Here is how I would look at this. When a person dies tragically, and it is that very day, leave it go for a bit. The telling of the whole life (especially matters of two decades ago). Because it's more than about that person who died. It's about the people who are processing shock, their own grief. That takes a little time. Let them have that time at first--certainly for a day, the very day. Obviously this happened to Kobe Bryant, his young child, and his family, but in other ways it happens to other people, too. It's jarring. If you are like me and you saw the standard political whinging yesterday over the course of the rest of the day (I am increasingly convinced that there is a direct connection between mental illness and proclivity to post about politics on Twitter and Facebook), you were just so put off by it, so fatigued by it, you wanted to say, "Jesus H. Christ, for one moment can we stop the baloney." You just want to get through the day, absorb the shock. It's not just the shock of this particular famous person dying. It's the reminder of mortality. It hits, it hits home. Or it should. The tweet I am talking about was an affront to the grieving process. That's why it was so poorly received. A lot in life is a matter of timing. It's not always a matter of what we are saying being correct--it's a matter, also, of when we say it.

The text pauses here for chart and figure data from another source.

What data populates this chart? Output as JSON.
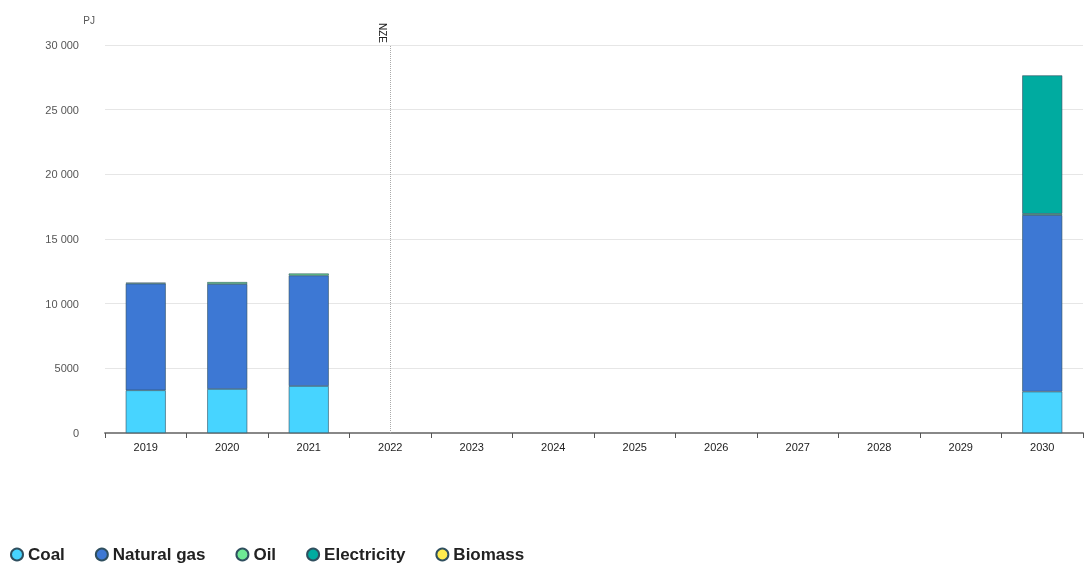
{
  "chart_data": {
    "type": "bar",
    "stacked": true,
    "ylabel": "PJ",
    "categories": [
      "2019",
      "2020",
      "2021",
      "2022",
      "2023",
      "2024",
      "2025",
      "2026",
      "2027",
      "2028",
      "2029",
      "2030"
    ],
    "series": [
      {
        "name": "Coal",
        "color": "#47d4ff",
        "values": [
          3300,
          3400,
          3630,
          null,
          null,
          null,
          null,
          null,
          null,
          null,
          null,
          3200
        ]
      },
      {
        "name": "Natural gas",
        "color": "#3d78d4",
        "values": [
          8250,
          8120,
          8550,
          null,
          null,
          null,
          null,
          null,
          null,
          null,
          null,
          13650
        ]
      },
      {
        "name": "Oil",
        "color": "#6ee895",
        "values": [
          80,
          150,
          150,
          null,
          null,
          null,
          null,
          null,
          null,
          null,
          null,
          100
        ]
      },
      {
        "name": "Electricity",
        "color": "#00aba0",
        "values": [
          0,
          0,
          0,
          null,
          null,
          null,
          null,
          null,
          null,
          null,
          null,
          10700
        ]
      },
      {
        "name": "Biomass",
        "color": "#ffec4f",
        "values": [
          0,
          0,
          0,
          null,
          null,
          null,
          null,
          null,
          null,
          null,
          null,
          0
        ]
      }
    ],
    "ylim": [
      0,
      30000
    ],
    "yticks": [
      0,
      5000,
      {
        "value": 10000,
        "label": "10 000"
      },
      {
        "value": 15000,
        "label": "15 000"
      },
      {
        "value": 20000,
        "label": "20 000"
      },
      {
        "value": 25000,
        "label": "25 000"
      },
      {
        "value": 30000,
        "label": "30 000"
      }
    ],
    "ref_lines": [
      {
        "axis": "x",
        "value": "2022",
        "label": "NZE",
        "line_style": "dotted",
        "color": "#aaaaaa"
      }
    ],
    "grid": "y",
    "legend": "bottom left"
  }
}
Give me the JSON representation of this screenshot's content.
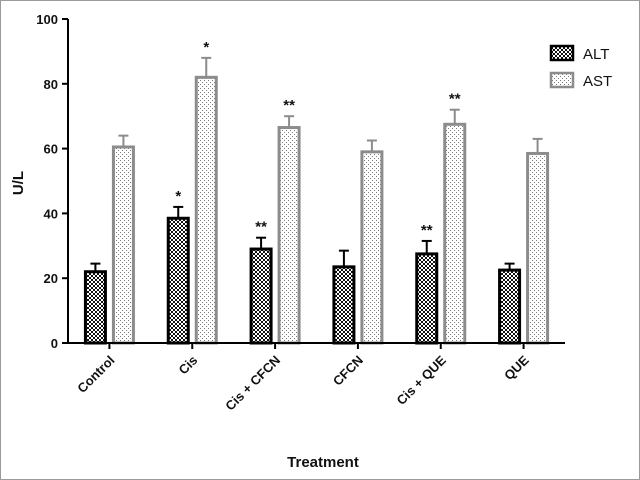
{
  "chart_data": {
    "type": "bar",
    "categories": [
      "Control",
      "Cis",
      "Cis + CFCN",
      "CFCN",
      "Cis + QUE",
      "QUE"
    ],
    "series": [
      {
        "name": "ALT",
        "values": [
          22,
          38.5,
          29,
          23.5,
          27.5,
          22.5
        ],
        "errors": [
          2.5,
          3.5,
          3.5,
          5,
          4,
          2
        ],
        "annotations": [
          "",
          "*",
          "**",
          "",
          "**",
          ""
        ],
        "pattern": "checker",
        "color": "#000000"
      },
      {
        "name": "AST",
        "values": [
          60.5,
          82,
          66.5,
          59,
          67.5,
          58.5
        ],
        "errors": [
          3.5,
          6,
          3.5,
          3.5,
          4.5,
          4.5
        ],
        "annotations": [
          "",
          "*",
          "**",
          "",
          "**",
          ""
        ],
        "pattern": "dotted",
        "color": "#8c8c8c"
      }
    ],
    "xlabel": "Treatment",
    "ylabel": "U/L",
    "ylim": [
      0,
      100
    ],
    "yticks": [
      0,
      20,
      40,
      60,
      80,
      100
    ],
    "grid": false,
    "legend_position": "top-right"
  }
}
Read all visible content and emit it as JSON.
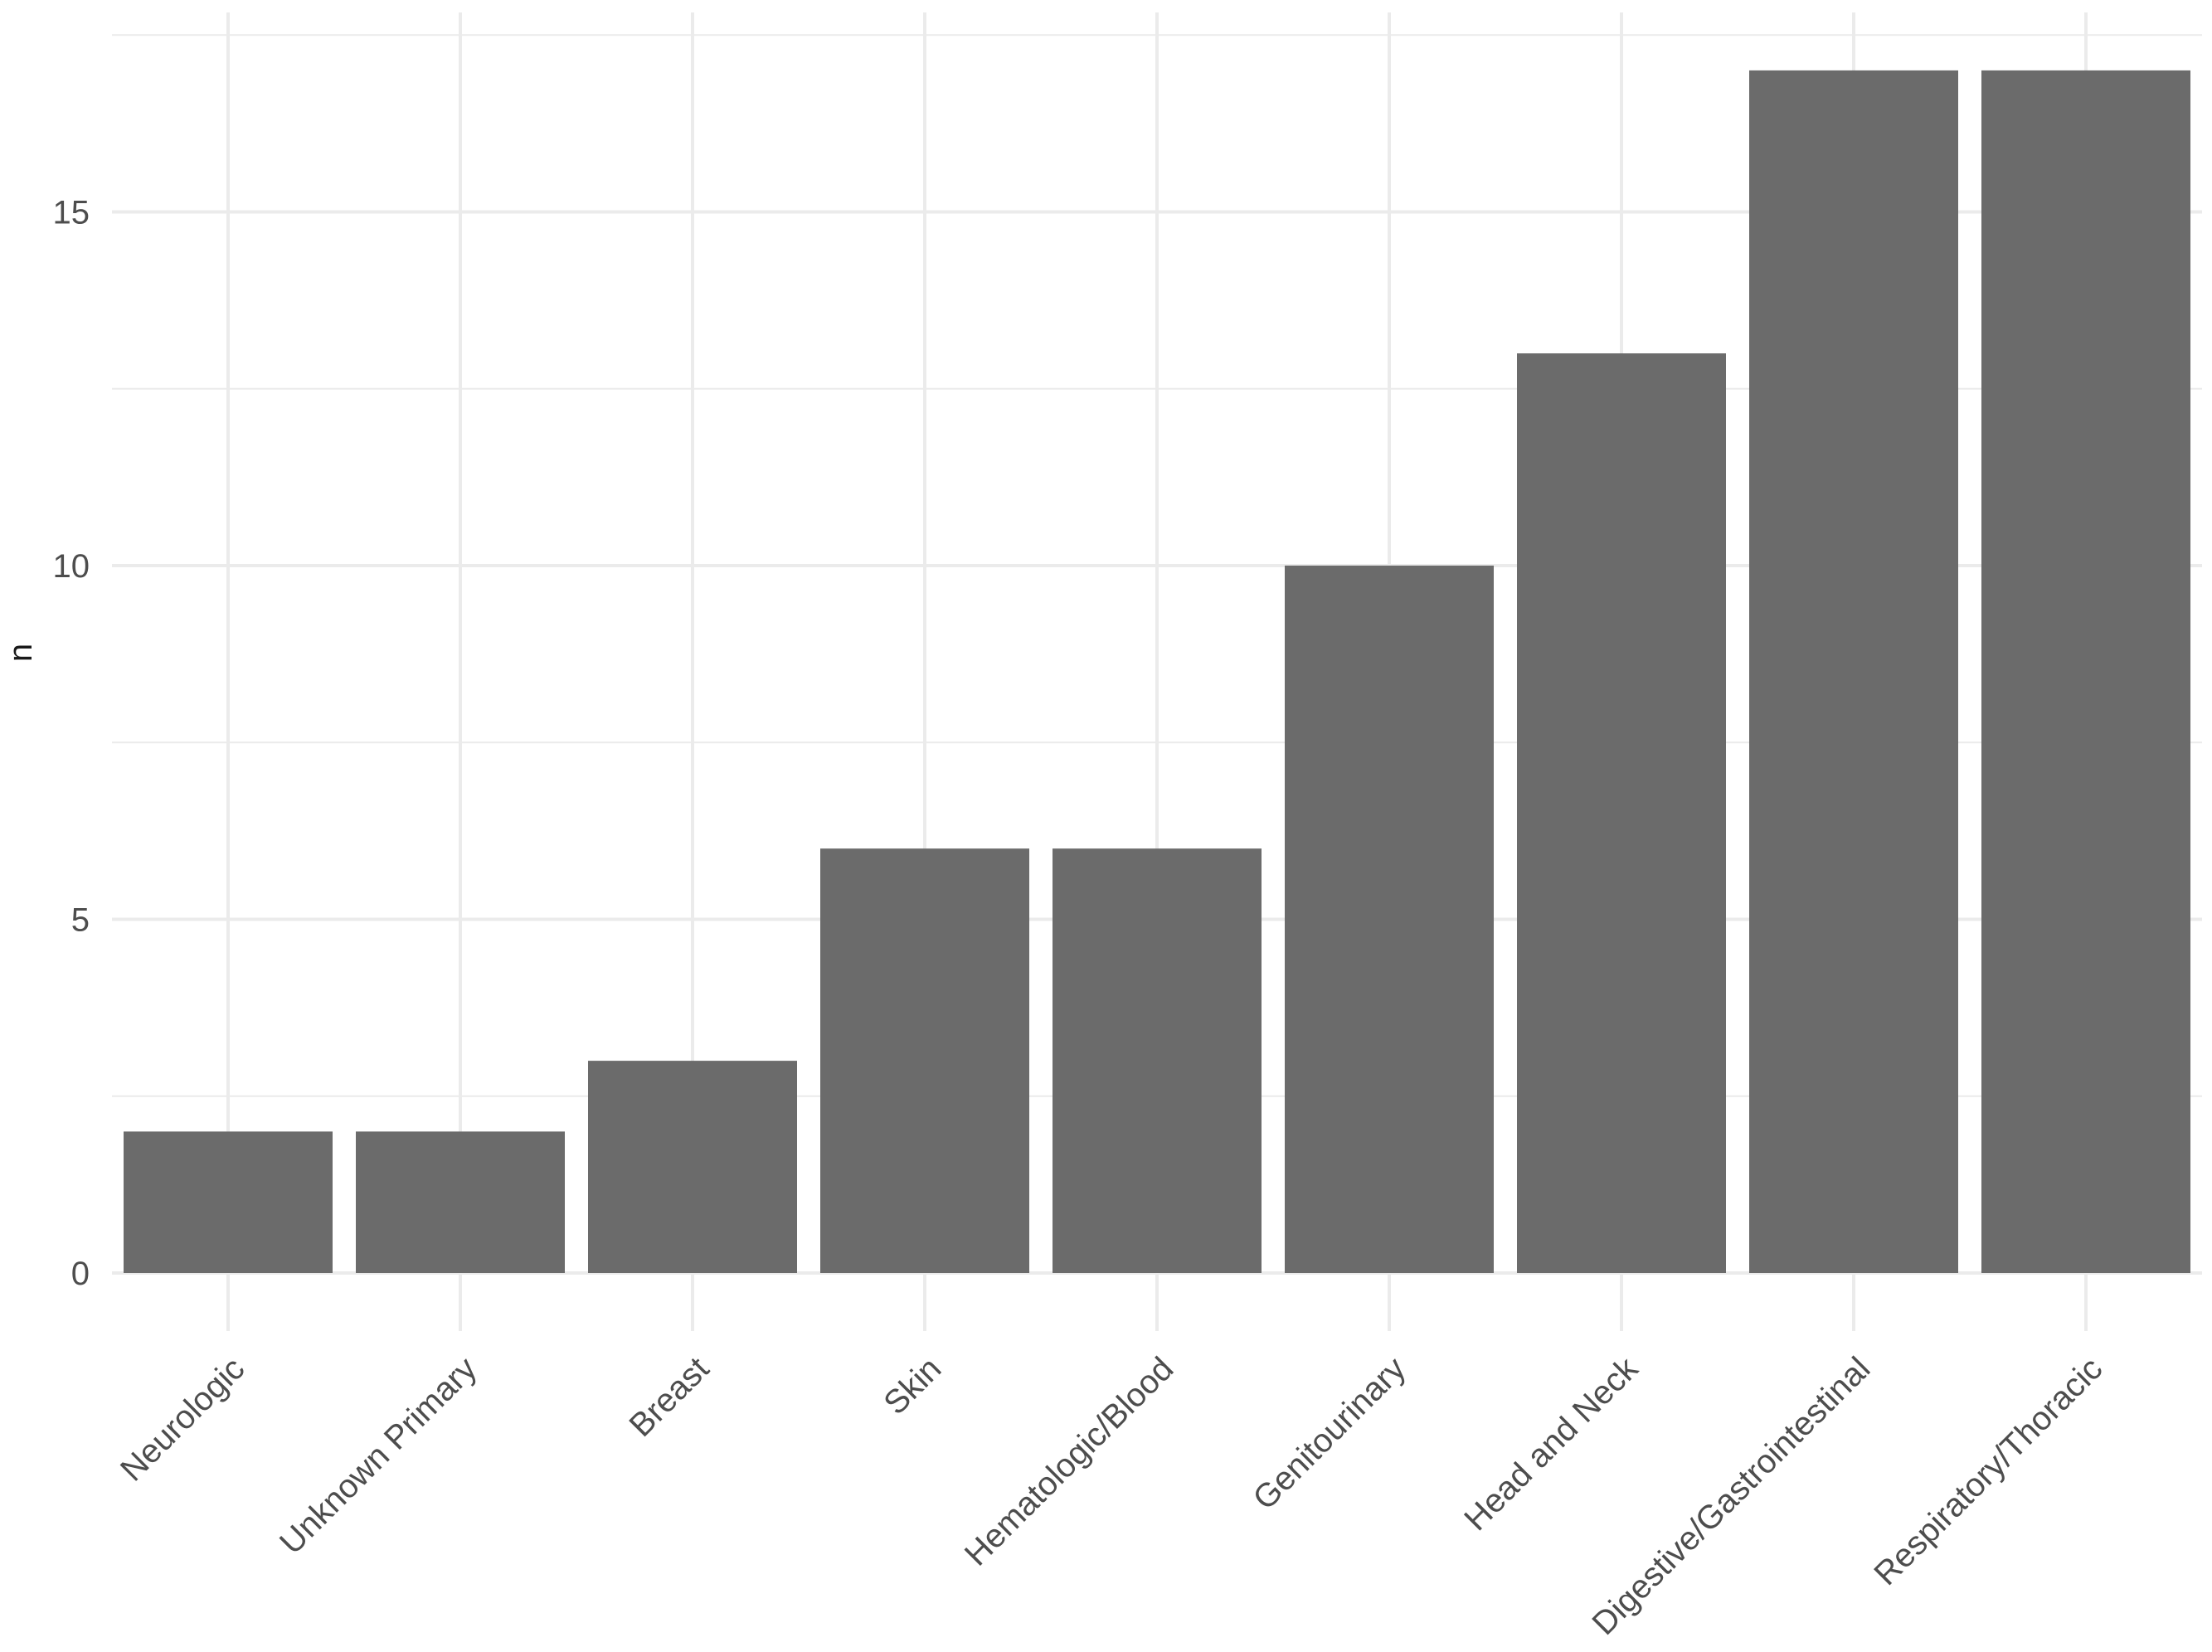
{
  "chart_data": {
    "type": "bar",
    "title": "",
    "xlabel": "",
    "ylabel": "n",
    "categories": [
      "Neurologic",
      "Unknown Primary",
      "Breast",
      "Skin",
      "Hematologic/Blood",
      "Genitourinary",
      "Head and Neck",
      "Digestive/Gastrointestinal",
      "Respiratory/Thoracic"
    ],
    "values": [
      2,
      2,
      3,
      6,
      6,
      10,
      13,
      17,
      17
    ],
    "ylim": [
      0,
      17.5
    ],
    "yticks": [
      0,
      5,
      10,
      15
    ],
    "grid": true,
    "bar_color": "#6b6b6b",
    "grid_color": "#ebebeb"
  }
}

What I did yesterday is I texted Emma, and I mentioned being safe, saying we live in a city, it is easy to become distracted, to make sure she looks both ways multiple times when she crosses the street. Later, when I see her in person, because this is more in-person stuff, I will say something to her about how if she ever feels unsafe, or if someone--anyone--has done anything to her, to say something to the people who care about her, no matter how scared or embarrassed or whatever she might feel--and it's okay to feel anything--because those people are going to help her, and help keep her safe, just as she should help her friends, the people she cares about, her fellow humans, safe in the same way, keep an eye out for them, too. If someone did something to her, and she thought they had power over her, authority, what have you, to never lose sight of the fact that people love her, and they are going to help her be okay, no matter how scared she might feel. And you always speak up--you don't just let someone hurt you. [EDIT: Spoke to Emma about this.]